Rio Earth summit: theatrics, but no big agreements
Proposals set out at the summit's beginning, such as providing universal energy access and doubling renewables by 2030, were left on the cutting-room floor.
The Washington Post
The global environment summit that ended Friday drew nearly 100 world leaders and more than 45,000 other people to Rio de Janeiro, cost tens of millions of dollars, and may produce one lasting legacy: convincing people it's not worth holding global summits.
The U.N. Conference on Sustainable Development, a once-a-decade meeting aimed at reconciling economic and environmental aspirations, produced a nonbinding declaration committing the world's politicians to modest goals.
Proposals set out at the beginning, such as providing universal energy access and doubling renewables by 2030, were left on the cutting-room floor.
"I don't know if they'll ever do this again, and I don't know if we'll need it again," said the Pew Environment Group's director of international policy, Susan Lieberman. She said she was at least pleased that oceans received more attention this year. "It's a 12-ring circus here."
The so-called Rio+20 Earth Summit featured plenty of theatrics, including Greenpeace's unfurling Thursday of an "Arctic Scroll," signed by such luminaries as Paul McCartney and Robert Redford, to be planted on the North Pole seabed to draw attention to global warming. The summit also hosted dozens of serious policy discussions.

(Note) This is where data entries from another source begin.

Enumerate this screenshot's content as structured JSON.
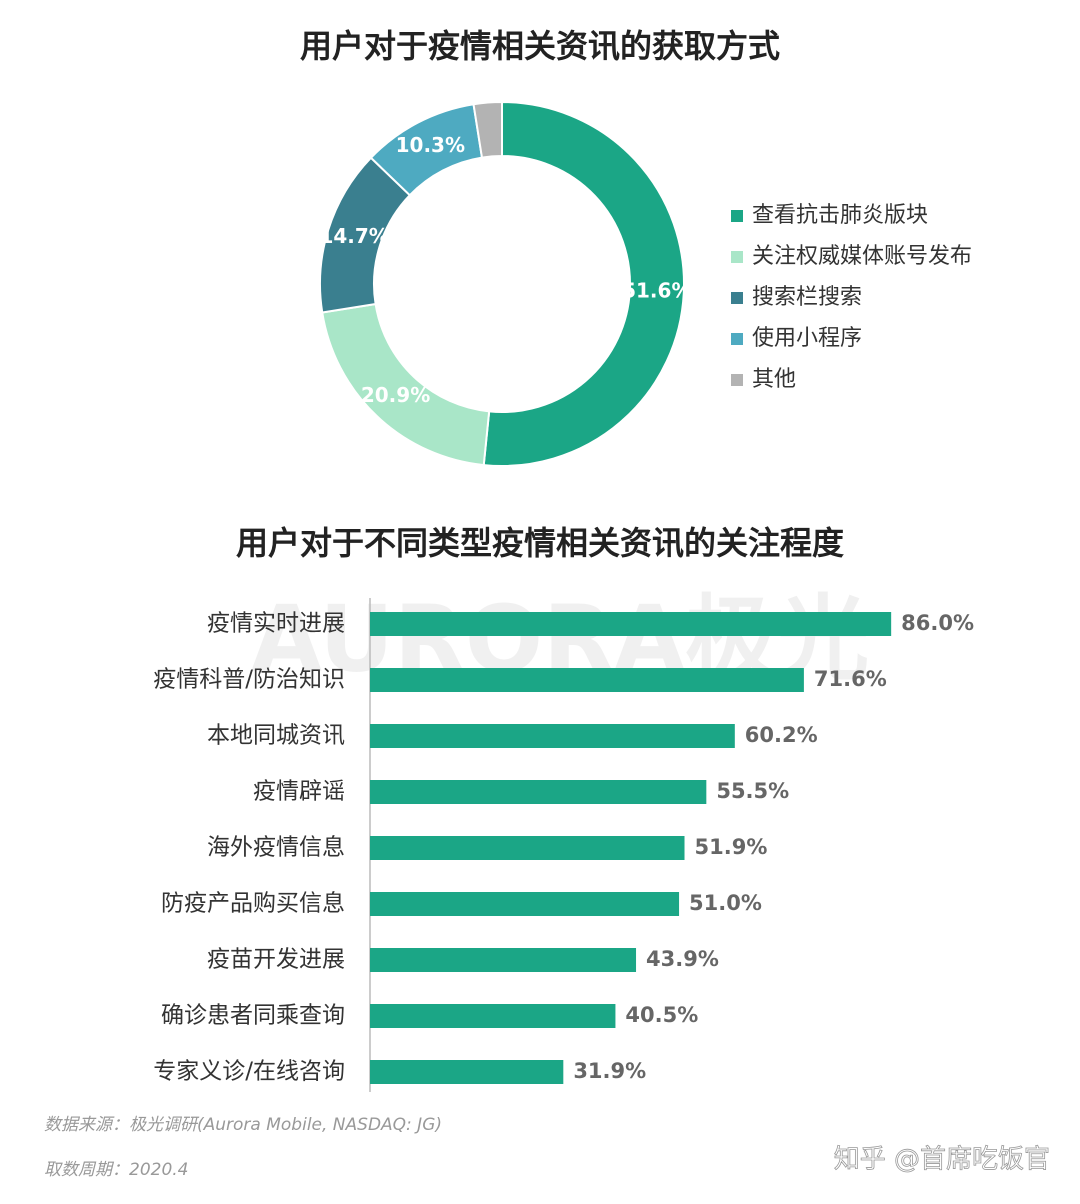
{
  "chart_data": [
    {
      "type": "pie",
      "title": "用户对于疫情相关资讯的获取方式",
      "categories": [
        "查看抗击肺炎版块",
        "关注权威媒体账号发布",
        "搜索栏搜索",
        "使用小程序",
        "其他"
      ],
      "values": [
        51.6,
        20.9,
        14.7,
        10.3,
        2.5
      ],
      "value_labels": [
        "51.6%",
        "20.9%",
        "14.7%",
        "10.3%",
        null
      ],
      "colors": [
        "#1ba686",
        "#a9e6c8",
        "#3a7f8f",
        "#4eaac1",
        "#b3b3b3"
      ],
      "donut": true,
      "legend": "right"
    },
    {
      "type": "barh",
      "title": "用户对于不同类型疫情相关资讯的关注程度",
      "categories": [
        "疫情实时进展",
        "疫情科普/防治知识",
        "本地同城资讯",
        "疫情辟谣",
        "海外疫情信息",
        "防疫产品购买信息",
        "疫苗开发进展",
        "确诊患者同乘查询",
        "专家义诊/在线咨询"
      ],
      "values": [
        86.0,
        71.6,
        60.2,
        55.5,
        51.9,
        51.0,
        43.9,
        40.5,
        31.9
      ],
      "value_labels": [
        "86.0%",
        "71.6%",
        "60.2%",
        "55.5%",
        "51.9%",
        "51.0%",
        "43.9%",
        "40.5%",
        "31.9%"
      ],
      "color": "#1ba686"
    }
  ],
  "footer": {
    "source": "数据来源：极光调研(Aurora Mobile, NASDAQ: JG)",
    "period": "取数周期：2020.4",
    "watermark": "知乎 @首席吃饭官"
  },
  "brand": "AURORA极光"
}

Conservation International Vice President Carlos Manuel Rodríguez said he was encouraged that Scandinavian leaders pledged support for systems that would place an economic value on clean waterways, intact forests and other important ecosystems.
Ecuador's secretary of state, Ivonne Baki, who is trying to recruit donors to compensate her nation for protecting its Yasuni National Forest rather than extracting the oil beneath it, said she was pleased more than 500 people came to her presentation.

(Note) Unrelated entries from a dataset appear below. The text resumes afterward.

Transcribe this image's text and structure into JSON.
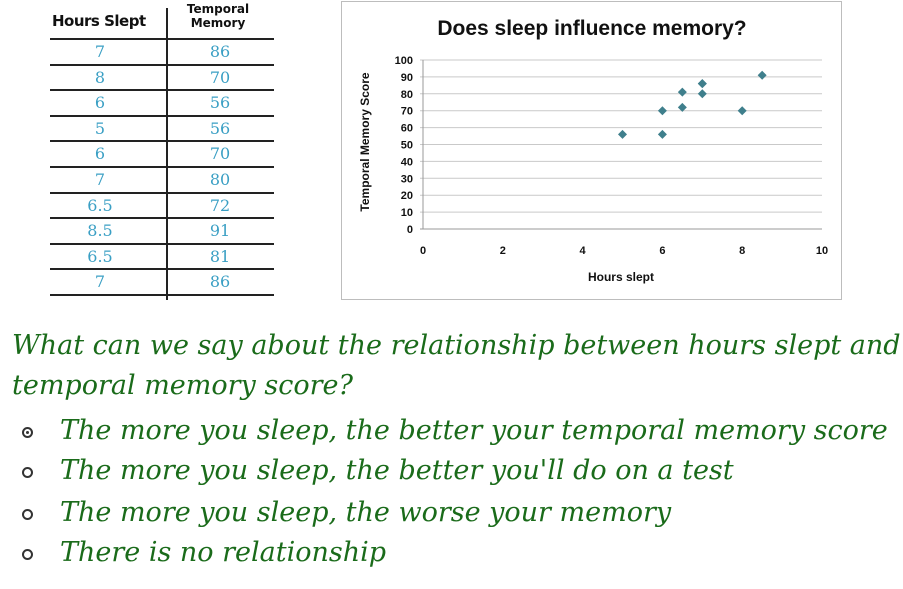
{
  "table": {
    "header_hours": "Hours Slept",
    "header_memory_line1": "Temporal",
    "header_memory_line2": "Memory",
    "rows": [
      {
        "hours": "7",
        "memory": "86"
      },
      {
        "hours": "8",
        "memory": "70"
      },
      {
        "hours": "6",
        "memory": "56"
      },
      {
        "hours": "5",
        "memory": "56"
      },
      {
        "hours": "6",
        "memory": "70"
      },
      {
        "hours": "7",
        "memory": "80"
      },
      {
        "hours": "6.5",
        "memory": "72"
      },
      {
        "hours": "8.5",
        "memory": "91"
      },
      {
        "hours": "6.5",
        "memory": "81"
      },
      {
        "hours": "7",
        "memory": "86"
      }
    ]
  },
  "chart_data": {
    "type": "scatter",
    "title": "Does sleep influence memory?",
    "xlabel": "Hours slept",
    "ylabel": "Temporal Memory Score",
    "xlim": [
      0,
      10
    ],
    "ylim": [
      0,
      100
    ],
    "xticks": [
      "0",
      "2",
      "4",
      "6",
      "8",
      "10"
    ],
    "yticks": [
      "0",
      "10",
      "20",
      "30",
      "40",
      "50",
      "60",
      "70",
      "80",
      "90",
      "100"
    ],
    "grid": "horizontal",
    "marker_color": "#3f7f8c",
    "points": [
      {
        "x": 7,
        "y": 86
      },
      {
        "x": 8,
        "y": 70
      },
      {
        "x": 6,
        "y": 56
      },
      {
        "x": 5,
        "y": 56
      },
      {
        "x": 6,
        "y": 70
      },
      {
        "x": 7,
        "y": 80
      },
      {
        "x": 6.5,
        "y": 72
      },
      {
        "x": 8.5,
        "y": 91
      },
      {
        "x": 6.5,
        "y": 81
      },
      {
        "x": 7,
        "y": 86
      }
    ]
  },
  "question": {
    "line1": "What can we say about the relationship between hours slept and",
    "line2": "temporal memory score?",
    "options": [
      "The more you sleep, the better your temporal memory score",
      "The more you sleep, the better you'll do on a test",
      "The more you sleep, the worse your memory",
      "There is no relationship"
    ],
    "selected_index": 0
  }
}
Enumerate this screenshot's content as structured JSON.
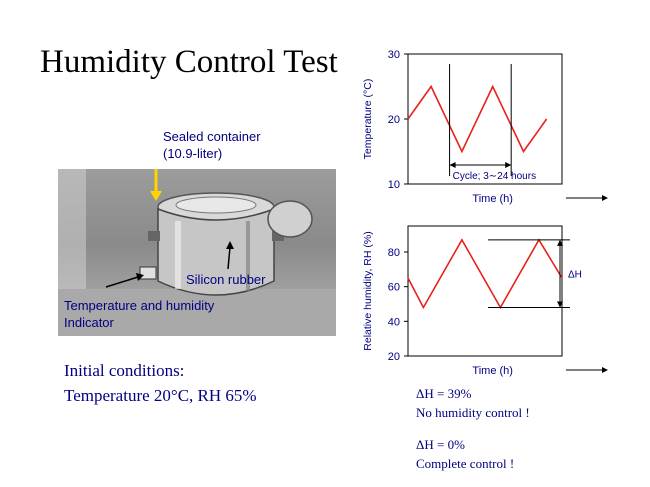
{
  "title": "Humidity Control Test",
  "photo": {
    "container_label_1": "Sealed container",
    "container_label_2": "(10.9-liter)",
    "rubber_label": "Silicon rubber",
    "indicator_label_1": "Temperature and humidity",
    "indicator_label_2": "Indicator"
  },
  "initial_conditions": {
    "heading": "Initial conditions:",
    "values": "Temperature 20°C, RH 65%"
  },
  "results": {
    "no_control_value": "ΔH = 39%",
    "no_control_text": "No humidity control !",
    "complete_value": "ΔH = 0%",
    "complete_text": "Complete control !"
  },
  "colors": {
    "line": "#e8221b",
    "text": "#000080",
    "axis": "#000000"
  },
  "chart_data": [
    {
      "type": "line",
      "ylabel": "Temperature (°C)",
      "xlabel": "Time (h)",
      "ylim": [
        10,
        30
      ],
      "yticks": [
        10,
        20,
        30
      ],
      "x": [
        0,
        1.5,
        3.5,
        5.5,
        7.5,
        9
      ],
      "series": [
        {
          "values": [
            20,
            25,
            15,
            25,
            15,
            20
          ]
        }
      ],
      "annotation": "Cycle; 3∼24 hours"
    },
    {
      "type": "line",
      "ylabel": "Relative humidity, RH (%)",
      "xlabel": "Time (h)",
      "ylim": [
        20,
        95
      ],
      "yticks": [
        20,
        40,
        60,
        80
      ],
      "x": [
        0,
        1,
        3.5,
        6,
        8.5,
        10
      ],
      "series": [
        {
          "values": [
            65,
            48,
            87,
            48,
            87,
            65
          ]
        }
      ],
      "annotation": "ΔH"
    }
  ]
}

"It gives an example to the world of a developing country doing something to preserve one of the most biodiverse places in the world, the Amazon," she said.

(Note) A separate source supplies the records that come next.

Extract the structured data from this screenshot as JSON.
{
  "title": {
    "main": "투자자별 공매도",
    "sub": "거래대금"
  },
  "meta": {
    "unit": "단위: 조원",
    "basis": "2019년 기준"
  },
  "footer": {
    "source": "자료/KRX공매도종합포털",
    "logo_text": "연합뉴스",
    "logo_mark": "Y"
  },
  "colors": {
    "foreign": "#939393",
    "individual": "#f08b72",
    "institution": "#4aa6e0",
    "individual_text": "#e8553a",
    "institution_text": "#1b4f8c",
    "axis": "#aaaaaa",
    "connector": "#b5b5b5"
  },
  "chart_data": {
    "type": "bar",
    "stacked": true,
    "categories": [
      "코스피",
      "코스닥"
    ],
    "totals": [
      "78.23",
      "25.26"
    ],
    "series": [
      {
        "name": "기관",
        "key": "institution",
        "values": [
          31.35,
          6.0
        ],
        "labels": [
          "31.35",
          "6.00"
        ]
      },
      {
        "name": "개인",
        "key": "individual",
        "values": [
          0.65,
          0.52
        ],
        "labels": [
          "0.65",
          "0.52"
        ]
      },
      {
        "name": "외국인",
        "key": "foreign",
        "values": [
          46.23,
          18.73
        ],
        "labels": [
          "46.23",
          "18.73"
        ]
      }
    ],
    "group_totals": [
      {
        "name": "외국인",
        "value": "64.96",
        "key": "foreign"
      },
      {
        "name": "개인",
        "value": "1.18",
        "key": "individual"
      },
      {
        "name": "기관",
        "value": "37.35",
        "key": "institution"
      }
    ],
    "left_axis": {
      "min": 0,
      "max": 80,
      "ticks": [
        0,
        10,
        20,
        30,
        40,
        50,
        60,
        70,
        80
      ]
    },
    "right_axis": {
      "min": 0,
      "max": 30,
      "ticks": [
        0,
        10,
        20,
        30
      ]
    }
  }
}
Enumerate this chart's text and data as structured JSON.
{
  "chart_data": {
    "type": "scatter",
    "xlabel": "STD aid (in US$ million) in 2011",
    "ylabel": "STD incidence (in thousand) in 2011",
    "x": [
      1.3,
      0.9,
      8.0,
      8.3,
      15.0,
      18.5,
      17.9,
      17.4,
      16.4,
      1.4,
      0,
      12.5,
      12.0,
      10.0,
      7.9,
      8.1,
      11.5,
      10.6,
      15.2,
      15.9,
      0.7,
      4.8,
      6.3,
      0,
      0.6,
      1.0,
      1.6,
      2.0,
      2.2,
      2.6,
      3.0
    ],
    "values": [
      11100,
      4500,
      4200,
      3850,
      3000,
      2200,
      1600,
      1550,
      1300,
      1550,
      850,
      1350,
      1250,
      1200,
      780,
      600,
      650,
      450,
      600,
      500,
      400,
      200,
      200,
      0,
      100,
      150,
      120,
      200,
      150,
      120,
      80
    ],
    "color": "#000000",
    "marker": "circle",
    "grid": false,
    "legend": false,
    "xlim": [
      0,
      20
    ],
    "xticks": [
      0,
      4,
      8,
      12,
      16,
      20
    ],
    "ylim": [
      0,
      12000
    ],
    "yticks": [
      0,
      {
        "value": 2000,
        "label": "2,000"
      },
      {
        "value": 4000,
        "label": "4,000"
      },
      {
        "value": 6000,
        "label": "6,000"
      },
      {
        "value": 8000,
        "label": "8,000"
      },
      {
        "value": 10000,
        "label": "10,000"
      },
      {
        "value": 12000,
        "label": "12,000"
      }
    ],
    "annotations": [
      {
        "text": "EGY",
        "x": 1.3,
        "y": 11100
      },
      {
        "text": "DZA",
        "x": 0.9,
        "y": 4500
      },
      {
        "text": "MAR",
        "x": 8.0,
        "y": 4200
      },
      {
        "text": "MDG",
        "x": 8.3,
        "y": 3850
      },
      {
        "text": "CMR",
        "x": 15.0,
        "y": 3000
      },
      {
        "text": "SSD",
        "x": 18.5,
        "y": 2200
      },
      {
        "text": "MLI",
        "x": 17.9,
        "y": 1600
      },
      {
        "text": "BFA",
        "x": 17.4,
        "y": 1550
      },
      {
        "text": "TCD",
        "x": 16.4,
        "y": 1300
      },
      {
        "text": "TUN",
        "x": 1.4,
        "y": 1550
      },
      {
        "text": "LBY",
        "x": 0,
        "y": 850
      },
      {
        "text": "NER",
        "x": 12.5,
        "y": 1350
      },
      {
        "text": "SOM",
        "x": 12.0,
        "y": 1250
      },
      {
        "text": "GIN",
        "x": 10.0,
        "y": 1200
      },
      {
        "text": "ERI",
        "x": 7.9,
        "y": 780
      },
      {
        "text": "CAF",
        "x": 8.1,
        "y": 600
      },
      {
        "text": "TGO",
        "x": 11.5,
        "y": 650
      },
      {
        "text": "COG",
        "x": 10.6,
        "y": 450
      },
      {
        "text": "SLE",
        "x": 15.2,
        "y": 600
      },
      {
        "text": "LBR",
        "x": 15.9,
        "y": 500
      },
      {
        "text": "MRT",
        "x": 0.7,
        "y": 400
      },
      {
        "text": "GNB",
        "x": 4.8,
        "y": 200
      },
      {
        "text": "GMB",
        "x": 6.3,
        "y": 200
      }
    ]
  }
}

Companies and countries alike used the gathering, with tens of thousands of attendees, as a moment to make new environmental pledges. Grenada announced its transport and electricity sectors will use only clean-energy sources by 2030; Unilever promised to cut its greenhouse-gas emissions in half by 2020.
Nonetheless, veterans of the international process and some of its newest participants wondered if such negotiations can produce meaningful outcomes.
Manish Bapna, acting president of the World Resources Institute, said the combination of "strong-vested interests" and the need for unanimous approval in the United Nations led to a final agreement that reflects the "lowest common denominator."
"I think this process is totally broken," wrote Melinda Kimble, the U.N. Foundation's senior vice president, who as a State Department negotiator helped forge the 1997 Kyoto Protocol on global warming. "While we are searching for a new paradigm to advance international cooperation, this meeting is definitely not a model."
Brittany Trilford, 17, a New Zealander who won a contest to attend and represent global youth in an address to the assembled delegates, said she was shocked by the final product.
"This doesn't look very ambitious, and it doesn't look like it will do anything," she said.
Kimble and other experienced negotiators such as Yvo de Boer, who previously oversaw the U.N. Framework Convention on Climate Change, said the summit was hampered by the economic downturn and lack of a shared vision about how the world should tackle its long-term problems. President Obama skipped the meeting, as did British Prime Minister David Cameron and German Chancellor Angela Merkel.
Secretary of State Hillary Rodham Clinton addressed delegates Friday, in Obama's place. She spoke of forging partnerships that would harness "the power of the market" rather than relying solely on governmental action. "It should be said of Rio that people left here thinking, as the late Steve Jobs put it, not just big, but different."